Appendix: Computing / finding note onsets

This repository contains some generated / annotated onsets for the instruments we have selected in the taxonomy. If you wish to annotate more, however, you will need to do the following:

Both the UIowa and RWC collections ship as recordings with multiple notes per file. To establish a clean dataset with which to work, it is advisable to split up these recordings (roughly) at note onsets.

Somewhat surprisingly, modern onset detection algorithms have not been optimized for this use case, and it is challenging to find a single parameterization that works well over the entire collection.
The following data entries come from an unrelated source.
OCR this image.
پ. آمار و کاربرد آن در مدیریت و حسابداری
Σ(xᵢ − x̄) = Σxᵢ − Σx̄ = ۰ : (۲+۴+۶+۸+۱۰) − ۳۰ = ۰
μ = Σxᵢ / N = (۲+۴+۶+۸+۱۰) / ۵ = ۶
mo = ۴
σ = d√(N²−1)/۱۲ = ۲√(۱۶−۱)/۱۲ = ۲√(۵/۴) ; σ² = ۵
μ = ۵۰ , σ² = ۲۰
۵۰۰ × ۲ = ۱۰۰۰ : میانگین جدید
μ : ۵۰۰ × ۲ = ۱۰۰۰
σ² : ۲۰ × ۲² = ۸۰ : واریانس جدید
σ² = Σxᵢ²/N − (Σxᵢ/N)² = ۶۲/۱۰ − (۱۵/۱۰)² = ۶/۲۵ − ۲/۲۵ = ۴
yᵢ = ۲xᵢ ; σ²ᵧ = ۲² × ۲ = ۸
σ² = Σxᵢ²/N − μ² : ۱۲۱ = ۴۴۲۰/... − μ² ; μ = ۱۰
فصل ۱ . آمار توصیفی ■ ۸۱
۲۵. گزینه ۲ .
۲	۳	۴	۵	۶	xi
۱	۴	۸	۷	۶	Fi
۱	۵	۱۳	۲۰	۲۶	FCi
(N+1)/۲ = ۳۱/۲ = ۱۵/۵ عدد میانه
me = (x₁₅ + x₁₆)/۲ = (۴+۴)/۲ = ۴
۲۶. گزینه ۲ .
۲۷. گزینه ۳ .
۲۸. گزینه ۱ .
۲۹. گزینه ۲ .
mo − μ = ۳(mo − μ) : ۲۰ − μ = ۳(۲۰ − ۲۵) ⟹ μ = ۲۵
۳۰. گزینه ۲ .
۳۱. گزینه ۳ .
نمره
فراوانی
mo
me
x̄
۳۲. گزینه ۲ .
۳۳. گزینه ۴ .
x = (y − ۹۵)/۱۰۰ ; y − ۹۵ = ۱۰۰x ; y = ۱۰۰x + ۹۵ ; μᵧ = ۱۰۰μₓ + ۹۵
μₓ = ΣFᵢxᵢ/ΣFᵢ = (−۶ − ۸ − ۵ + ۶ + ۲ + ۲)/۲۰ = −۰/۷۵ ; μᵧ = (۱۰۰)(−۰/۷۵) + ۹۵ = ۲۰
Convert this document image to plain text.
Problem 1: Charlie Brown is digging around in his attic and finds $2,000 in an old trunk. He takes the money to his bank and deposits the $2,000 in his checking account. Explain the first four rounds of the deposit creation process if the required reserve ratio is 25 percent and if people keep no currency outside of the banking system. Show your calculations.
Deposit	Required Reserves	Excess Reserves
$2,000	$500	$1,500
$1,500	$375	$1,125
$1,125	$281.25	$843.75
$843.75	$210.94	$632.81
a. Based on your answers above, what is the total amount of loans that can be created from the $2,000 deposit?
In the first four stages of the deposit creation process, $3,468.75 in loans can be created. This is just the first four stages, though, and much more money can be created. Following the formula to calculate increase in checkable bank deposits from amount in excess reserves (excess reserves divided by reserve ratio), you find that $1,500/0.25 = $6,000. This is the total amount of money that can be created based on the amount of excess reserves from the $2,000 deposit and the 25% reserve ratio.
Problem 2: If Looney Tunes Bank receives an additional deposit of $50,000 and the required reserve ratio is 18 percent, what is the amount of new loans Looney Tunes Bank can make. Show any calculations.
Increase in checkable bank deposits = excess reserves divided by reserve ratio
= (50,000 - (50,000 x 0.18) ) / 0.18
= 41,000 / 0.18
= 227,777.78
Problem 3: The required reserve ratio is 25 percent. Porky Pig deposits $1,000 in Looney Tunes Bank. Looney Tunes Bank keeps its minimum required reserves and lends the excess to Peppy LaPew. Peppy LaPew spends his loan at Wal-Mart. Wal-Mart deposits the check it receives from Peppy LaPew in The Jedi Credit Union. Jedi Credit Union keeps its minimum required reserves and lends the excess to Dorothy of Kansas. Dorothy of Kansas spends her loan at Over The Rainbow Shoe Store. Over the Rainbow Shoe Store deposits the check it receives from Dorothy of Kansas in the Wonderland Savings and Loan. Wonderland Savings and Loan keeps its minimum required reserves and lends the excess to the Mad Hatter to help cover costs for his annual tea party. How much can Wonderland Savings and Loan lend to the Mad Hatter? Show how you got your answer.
To overcome this deficiency, we take a human-in-the-loop approach to robustly arrive at good cut-points for these (and future) collections.

First, collect a single dataset:

$ make uiowa_index.csv
OR
$ python scripts/collect_data.py uiowa path/to/download uiowa_index.csv

Optionally, you can run a segmentation algorithm over the resulting index. This will generate a number of best-guess onsets, saved out as CSV files under the same index as the collection, and an new dataframe tracking where these aligned files live locally (uiowa_onsets/segment_index.csv below):

Warning: buggy.

$ python scripts/compute_note_onsets.py uiowa_index.csv uiowa_onsets \
    segment_index.csv --mode logcqt --num_cpus -1 --verbose 50

Either way, you'll want to verify and correct (as needed) the estimated onsets. To do so, drop into the annotation routine by the following:

$ python scripts/annotate.py uiowa_onsets/segment_index.csv

GUI Command Summary:

  • spacebar: add / remove a marker at the location of the mouse cursor
  • up arrow: move all markers .1s to the left
  • down arrow: move all markers .1s to the right
  • left arrow: move all markers .01s to the left
  • right arrow: move all markers .01s to the right
  • d: delete marker within 1s of cursor
  • D: delete marker within 5s of cursor
  • 1: Replace all markers with envelope_onsets(wait=.008s)
  • 2: Replace all markers with envelope_onsets(wait=.01s)
  • 3: Replace all markers with envelope_onsets(wait=.02s)
  • 4: Replace all markers with envelope_onsets(wait=.05s)
  • 6: Replace all markers with logcqt_onsets(wait=.01s)
  • 7: Replace all markers with logcqt_onsets(wait=.02s)
  • w will write the current markers
  • q will close current file without saving
  • x will write onset data and close
  • Q To kill the process entirely

Improvements / enhancements are more than welcomed.